Lynn remained active in the Nationalist movement; she was elected vice-president of the Sinn Féin executive in 1917, and a TD for Dublin in 1923, although she didn’t take her seat. In 1919, she finally opened Saint Ultan’s Hospital on Charlemont Street, providing much needed medical and educational support to impoverished infants and their mothers. In her later years she pioneered the fight to eradicate TB and convinced Doctor Noel Brown the Minister for health to establish the National TB vaccine centre on the grounds of Saint Ultans.

Her last great endeavour was to raise funds to build a National Children’s Hospital but the Archbishop of Dublin, Dr Charle McQuaid thwarted  her plans as felt he the hospital should be run exclusively by Catholics and he succeeded.
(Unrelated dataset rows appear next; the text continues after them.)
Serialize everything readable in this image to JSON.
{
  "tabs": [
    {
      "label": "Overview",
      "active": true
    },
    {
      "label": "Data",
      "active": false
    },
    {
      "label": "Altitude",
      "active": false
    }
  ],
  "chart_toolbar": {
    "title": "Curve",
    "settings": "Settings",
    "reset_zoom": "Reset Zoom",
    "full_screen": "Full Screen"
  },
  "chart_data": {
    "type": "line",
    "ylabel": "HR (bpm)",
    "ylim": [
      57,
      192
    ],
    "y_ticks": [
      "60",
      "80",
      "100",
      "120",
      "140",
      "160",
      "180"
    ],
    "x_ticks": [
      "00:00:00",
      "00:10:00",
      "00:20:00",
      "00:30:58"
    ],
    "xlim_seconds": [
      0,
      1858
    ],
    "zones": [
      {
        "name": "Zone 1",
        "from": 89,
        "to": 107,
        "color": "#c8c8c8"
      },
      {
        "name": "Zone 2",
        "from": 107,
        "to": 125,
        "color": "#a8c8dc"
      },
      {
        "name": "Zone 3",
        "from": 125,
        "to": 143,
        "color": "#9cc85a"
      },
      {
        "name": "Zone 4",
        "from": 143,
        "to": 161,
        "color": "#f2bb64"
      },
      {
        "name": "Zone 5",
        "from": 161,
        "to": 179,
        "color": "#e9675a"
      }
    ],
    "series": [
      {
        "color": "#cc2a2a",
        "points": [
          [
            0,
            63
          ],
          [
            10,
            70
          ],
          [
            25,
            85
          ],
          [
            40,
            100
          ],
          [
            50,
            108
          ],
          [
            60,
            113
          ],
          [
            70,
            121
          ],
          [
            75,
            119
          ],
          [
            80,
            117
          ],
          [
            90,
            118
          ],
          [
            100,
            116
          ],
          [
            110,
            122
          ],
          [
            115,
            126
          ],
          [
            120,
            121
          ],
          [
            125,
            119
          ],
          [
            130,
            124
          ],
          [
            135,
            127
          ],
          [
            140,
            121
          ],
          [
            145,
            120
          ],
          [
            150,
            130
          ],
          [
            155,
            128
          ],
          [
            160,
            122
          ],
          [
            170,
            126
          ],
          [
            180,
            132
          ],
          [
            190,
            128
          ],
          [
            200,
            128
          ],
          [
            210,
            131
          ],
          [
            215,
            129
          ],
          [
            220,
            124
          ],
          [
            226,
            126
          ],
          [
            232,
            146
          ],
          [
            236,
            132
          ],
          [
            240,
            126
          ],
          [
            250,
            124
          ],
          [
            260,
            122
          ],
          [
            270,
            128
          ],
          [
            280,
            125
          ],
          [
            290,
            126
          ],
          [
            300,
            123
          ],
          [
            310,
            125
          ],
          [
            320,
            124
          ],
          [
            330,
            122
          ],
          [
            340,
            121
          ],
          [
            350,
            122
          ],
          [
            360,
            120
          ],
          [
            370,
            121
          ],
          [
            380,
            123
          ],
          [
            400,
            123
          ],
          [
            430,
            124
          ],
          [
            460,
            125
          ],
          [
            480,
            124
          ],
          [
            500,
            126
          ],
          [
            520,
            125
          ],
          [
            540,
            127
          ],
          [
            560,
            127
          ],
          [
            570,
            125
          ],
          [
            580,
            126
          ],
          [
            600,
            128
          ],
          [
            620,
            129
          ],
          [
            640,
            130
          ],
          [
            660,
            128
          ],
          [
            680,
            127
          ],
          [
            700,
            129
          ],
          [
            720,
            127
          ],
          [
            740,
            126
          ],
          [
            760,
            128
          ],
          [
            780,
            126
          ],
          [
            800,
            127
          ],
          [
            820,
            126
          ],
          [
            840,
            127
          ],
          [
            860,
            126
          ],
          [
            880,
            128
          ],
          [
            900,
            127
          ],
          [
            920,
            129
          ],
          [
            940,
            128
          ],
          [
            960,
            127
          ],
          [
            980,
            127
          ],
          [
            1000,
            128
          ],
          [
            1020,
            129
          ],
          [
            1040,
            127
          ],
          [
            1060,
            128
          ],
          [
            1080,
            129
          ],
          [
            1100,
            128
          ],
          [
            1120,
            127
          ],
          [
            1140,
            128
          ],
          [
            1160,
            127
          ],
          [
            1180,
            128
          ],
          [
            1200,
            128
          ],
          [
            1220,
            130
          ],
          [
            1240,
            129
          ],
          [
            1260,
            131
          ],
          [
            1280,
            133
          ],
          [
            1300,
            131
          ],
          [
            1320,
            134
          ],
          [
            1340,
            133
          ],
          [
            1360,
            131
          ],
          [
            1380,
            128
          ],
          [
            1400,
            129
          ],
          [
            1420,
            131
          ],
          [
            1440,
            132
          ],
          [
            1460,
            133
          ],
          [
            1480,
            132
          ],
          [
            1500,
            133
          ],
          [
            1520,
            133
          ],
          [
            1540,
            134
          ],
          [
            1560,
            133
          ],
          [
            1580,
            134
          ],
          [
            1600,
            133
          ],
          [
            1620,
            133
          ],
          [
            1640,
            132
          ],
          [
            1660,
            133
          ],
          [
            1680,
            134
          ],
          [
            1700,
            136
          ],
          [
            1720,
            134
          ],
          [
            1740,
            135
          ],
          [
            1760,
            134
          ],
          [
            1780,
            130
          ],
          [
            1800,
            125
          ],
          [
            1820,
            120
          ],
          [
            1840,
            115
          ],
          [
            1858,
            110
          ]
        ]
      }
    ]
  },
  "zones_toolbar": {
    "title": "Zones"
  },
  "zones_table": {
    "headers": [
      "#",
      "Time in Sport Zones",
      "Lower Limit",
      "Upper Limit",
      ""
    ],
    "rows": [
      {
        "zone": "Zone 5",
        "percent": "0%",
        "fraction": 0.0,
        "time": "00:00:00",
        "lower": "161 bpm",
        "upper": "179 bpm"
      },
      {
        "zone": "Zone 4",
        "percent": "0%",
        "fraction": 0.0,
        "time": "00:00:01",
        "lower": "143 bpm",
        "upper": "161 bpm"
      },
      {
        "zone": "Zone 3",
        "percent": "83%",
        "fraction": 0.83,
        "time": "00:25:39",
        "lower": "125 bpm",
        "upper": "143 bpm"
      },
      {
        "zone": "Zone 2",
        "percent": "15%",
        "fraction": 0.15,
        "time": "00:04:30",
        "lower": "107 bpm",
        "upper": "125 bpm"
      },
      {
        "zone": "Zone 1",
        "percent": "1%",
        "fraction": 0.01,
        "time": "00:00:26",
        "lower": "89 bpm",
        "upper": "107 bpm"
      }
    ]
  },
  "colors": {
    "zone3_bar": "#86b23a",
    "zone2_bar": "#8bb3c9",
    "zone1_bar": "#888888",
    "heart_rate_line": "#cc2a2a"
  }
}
Ultimately Kathleen Lynn died without seeing her dream of a national children’s hospital realised but ironically as the new Children’s Hospital is currently under construction there is a campaign to name it after Doctor Kathleen Lynn. It would be a fitting tribute as the legacy she left behind in terms of  her dedication to the poor of Ireland will never be forgotten. Dr Lynn is one of the great humanitarians in 20th Century Irish History.

The film is available to screen free in The Loopline Collection hosted by the Irish Film Institute IFI Player.